Since the smallest possible width of the disk bit is desirable for the overhanging design, the width of the disk body is still considerable with two antifriction bearings F and H arranged next to each other. The manufacture of the multipart disk body I, J and K and of the entire disk bit also requires a great effort and causes high costs. At the same time, the multipart disk body guarantees a limited rigidity only. The rigidity of the bolted-together bit body also decreases with the reduction of its diameter.
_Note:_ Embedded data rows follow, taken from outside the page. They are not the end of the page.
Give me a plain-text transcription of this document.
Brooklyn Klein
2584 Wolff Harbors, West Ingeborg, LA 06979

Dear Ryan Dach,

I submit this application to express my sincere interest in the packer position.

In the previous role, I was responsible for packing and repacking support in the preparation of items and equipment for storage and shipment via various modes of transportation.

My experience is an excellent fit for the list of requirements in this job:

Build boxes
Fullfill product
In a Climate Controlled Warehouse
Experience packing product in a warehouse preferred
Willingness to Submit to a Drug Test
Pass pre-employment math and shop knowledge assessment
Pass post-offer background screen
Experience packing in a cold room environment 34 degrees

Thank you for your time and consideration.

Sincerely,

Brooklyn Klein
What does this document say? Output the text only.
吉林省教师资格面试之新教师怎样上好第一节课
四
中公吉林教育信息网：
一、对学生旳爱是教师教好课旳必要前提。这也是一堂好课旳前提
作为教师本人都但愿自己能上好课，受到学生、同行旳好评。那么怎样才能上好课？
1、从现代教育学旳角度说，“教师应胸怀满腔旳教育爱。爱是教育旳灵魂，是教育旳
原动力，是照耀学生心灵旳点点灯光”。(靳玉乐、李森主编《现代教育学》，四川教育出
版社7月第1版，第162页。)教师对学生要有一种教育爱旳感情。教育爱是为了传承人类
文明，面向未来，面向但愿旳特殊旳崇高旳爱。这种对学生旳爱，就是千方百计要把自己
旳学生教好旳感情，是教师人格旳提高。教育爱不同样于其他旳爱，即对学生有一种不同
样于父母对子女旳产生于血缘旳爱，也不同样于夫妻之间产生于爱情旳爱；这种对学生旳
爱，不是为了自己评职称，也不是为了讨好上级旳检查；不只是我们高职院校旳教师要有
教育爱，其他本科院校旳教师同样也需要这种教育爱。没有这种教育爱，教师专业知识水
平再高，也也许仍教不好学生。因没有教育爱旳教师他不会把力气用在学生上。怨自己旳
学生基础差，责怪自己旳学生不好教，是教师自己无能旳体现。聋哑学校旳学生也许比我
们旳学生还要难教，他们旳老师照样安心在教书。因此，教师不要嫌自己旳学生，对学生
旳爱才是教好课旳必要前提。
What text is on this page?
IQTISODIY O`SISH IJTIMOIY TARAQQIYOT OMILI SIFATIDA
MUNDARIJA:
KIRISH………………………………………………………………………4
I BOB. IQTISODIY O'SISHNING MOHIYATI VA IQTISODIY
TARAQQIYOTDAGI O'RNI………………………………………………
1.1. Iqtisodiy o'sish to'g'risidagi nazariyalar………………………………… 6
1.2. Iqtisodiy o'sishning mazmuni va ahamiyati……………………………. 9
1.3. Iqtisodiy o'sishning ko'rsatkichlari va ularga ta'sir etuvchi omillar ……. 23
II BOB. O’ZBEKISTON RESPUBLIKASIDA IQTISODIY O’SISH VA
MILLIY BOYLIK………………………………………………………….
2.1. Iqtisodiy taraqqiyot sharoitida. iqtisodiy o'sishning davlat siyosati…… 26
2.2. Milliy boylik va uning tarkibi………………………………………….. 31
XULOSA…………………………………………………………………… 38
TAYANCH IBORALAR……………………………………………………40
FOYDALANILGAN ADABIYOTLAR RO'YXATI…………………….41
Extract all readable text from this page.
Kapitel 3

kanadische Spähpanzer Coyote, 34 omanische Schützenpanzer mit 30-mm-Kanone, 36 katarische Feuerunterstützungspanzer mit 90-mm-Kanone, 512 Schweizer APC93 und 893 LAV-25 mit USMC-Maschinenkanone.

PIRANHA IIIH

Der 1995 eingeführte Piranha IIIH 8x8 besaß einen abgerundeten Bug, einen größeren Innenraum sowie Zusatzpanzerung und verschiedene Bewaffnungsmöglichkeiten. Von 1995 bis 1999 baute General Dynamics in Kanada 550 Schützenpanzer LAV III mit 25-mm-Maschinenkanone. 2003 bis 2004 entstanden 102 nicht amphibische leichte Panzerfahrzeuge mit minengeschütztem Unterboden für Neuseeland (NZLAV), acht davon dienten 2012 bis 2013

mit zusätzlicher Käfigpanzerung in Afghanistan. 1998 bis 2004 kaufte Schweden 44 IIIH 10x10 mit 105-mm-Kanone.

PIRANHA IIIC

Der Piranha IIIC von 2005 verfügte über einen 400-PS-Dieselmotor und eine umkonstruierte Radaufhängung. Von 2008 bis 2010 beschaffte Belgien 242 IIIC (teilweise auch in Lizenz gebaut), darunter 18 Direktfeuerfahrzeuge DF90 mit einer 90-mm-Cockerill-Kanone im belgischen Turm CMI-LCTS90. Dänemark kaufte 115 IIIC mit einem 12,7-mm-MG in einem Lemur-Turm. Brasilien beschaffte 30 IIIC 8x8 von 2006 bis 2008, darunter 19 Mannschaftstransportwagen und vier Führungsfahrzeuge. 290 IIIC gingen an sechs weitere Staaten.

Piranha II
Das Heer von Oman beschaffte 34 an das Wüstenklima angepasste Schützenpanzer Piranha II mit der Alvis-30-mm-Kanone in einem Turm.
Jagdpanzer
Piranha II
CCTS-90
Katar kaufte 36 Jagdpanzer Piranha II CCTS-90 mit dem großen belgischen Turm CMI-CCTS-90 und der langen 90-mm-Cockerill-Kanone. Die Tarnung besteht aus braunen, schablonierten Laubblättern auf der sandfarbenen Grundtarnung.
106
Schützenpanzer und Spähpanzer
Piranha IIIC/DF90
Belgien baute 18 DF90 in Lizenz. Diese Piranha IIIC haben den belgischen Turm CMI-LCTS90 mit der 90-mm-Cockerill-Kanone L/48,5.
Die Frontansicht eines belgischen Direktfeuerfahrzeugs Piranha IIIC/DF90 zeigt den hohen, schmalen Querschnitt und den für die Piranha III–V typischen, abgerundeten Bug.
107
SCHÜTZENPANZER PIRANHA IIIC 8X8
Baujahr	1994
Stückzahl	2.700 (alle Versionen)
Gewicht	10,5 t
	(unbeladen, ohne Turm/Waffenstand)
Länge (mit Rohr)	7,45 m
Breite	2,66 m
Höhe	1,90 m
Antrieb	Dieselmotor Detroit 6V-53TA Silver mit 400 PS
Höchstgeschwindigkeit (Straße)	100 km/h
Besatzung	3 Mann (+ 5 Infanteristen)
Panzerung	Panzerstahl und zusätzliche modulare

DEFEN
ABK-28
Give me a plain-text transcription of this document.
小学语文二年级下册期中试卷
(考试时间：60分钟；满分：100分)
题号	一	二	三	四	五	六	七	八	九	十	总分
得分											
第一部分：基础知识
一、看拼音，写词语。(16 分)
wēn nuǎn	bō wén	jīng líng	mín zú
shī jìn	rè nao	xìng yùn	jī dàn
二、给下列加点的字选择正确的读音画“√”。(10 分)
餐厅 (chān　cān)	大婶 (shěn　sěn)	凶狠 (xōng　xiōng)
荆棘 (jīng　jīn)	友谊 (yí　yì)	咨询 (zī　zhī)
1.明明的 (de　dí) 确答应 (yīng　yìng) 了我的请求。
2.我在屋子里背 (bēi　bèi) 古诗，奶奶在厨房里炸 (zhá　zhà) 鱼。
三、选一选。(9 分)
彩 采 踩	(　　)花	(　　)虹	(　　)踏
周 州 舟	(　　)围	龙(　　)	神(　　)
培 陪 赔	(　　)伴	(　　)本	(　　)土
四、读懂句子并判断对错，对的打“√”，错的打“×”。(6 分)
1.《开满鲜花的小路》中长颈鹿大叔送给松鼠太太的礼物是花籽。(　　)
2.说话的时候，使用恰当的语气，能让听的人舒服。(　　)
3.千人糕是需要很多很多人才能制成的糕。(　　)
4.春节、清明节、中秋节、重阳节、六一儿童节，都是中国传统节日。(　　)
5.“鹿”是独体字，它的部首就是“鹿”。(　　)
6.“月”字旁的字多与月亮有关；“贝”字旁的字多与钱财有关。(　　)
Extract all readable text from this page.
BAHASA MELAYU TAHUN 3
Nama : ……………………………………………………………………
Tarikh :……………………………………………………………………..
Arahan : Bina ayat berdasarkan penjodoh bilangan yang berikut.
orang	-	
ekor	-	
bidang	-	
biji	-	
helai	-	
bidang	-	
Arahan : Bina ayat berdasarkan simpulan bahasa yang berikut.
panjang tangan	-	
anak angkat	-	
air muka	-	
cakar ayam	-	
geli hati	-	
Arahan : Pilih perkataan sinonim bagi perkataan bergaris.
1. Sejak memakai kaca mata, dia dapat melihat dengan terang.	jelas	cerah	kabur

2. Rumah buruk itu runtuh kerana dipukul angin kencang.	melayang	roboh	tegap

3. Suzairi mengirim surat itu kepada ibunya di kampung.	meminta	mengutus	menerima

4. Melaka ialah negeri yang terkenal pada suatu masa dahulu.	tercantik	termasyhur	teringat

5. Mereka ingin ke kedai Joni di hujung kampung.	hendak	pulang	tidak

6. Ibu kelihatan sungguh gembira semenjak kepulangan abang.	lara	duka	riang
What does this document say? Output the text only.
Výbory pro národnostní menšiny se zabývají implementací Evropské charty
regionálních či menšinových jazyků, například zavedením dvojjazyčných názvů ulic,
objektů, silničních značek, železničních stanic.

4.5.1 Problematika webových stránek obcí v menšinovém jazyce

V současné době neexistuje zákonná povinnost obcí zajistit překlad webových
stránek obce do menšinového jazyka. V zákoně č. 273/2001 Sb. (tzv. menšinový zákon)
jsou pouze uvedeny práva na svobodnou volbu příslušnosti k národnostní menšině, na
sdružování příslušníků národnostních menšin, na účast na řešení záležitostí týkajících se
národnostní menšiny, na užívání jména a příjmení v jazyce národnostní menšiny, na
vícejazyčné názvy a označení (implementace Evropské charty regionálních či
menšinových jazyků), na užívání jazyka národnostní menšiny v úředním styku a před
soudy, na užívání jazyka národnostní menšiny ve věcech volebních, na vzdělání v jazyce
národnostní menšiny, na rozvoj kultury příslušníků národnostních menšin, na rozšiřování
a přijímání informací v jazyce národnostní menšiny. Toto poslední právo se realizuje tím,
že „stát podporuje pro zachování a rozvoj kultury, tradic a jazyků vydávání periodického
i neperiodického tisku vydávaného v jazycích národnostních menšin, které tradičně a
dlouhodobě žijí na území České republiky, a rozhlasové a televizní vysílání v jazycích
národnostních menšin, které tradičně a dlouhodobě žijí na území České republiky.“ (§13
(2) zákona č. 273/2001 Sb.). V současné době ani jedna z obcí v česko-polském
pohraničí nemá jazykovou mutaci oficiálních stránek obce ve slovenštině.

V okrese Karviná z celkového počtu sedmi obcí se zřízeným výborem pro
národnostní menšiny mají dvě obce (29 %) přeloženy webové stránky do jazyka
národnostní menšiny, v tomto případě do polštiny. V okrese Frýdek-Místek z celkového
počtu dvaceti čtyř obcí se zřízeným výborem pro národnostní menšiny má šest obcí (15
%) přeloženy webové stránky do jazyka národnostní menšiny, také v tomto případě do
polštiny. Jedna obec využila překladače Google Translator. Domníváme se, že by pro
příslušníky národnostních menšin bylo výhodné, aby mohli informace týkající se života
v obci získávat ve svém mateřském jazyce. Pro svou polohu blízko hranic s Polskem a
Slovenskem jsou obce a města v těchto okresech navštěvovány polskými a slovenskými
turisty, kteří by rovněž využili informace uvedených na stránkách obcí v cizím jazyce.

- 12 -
Furthermore, a cutting or picking roller equipped with disk and round-shaft or flat bits for coal-mining equipment, in which the disk and round-shaft or flat bits are arranged one behind another in the direction of cutting in the threads, is known from DE 34 42 875 C2. In order to prevent the conveying of the separated material between the threads by the protruding disk bits with its holders from being compromised due to jamming, two annular side walls are additionally arranged in parallel to one another in the threads on the jacket of the picking roller and covered by a steel strip. The side walls and the steel strip are interrupted and thus they permit the disk bits to be accommodated on the jacket of the picking roller in the gaps of the threads. The disk bits integrated within the threads with their holders are thus protected and cannot hinder the material transport. The round-shaft or flat bits are fastened to the strip steel.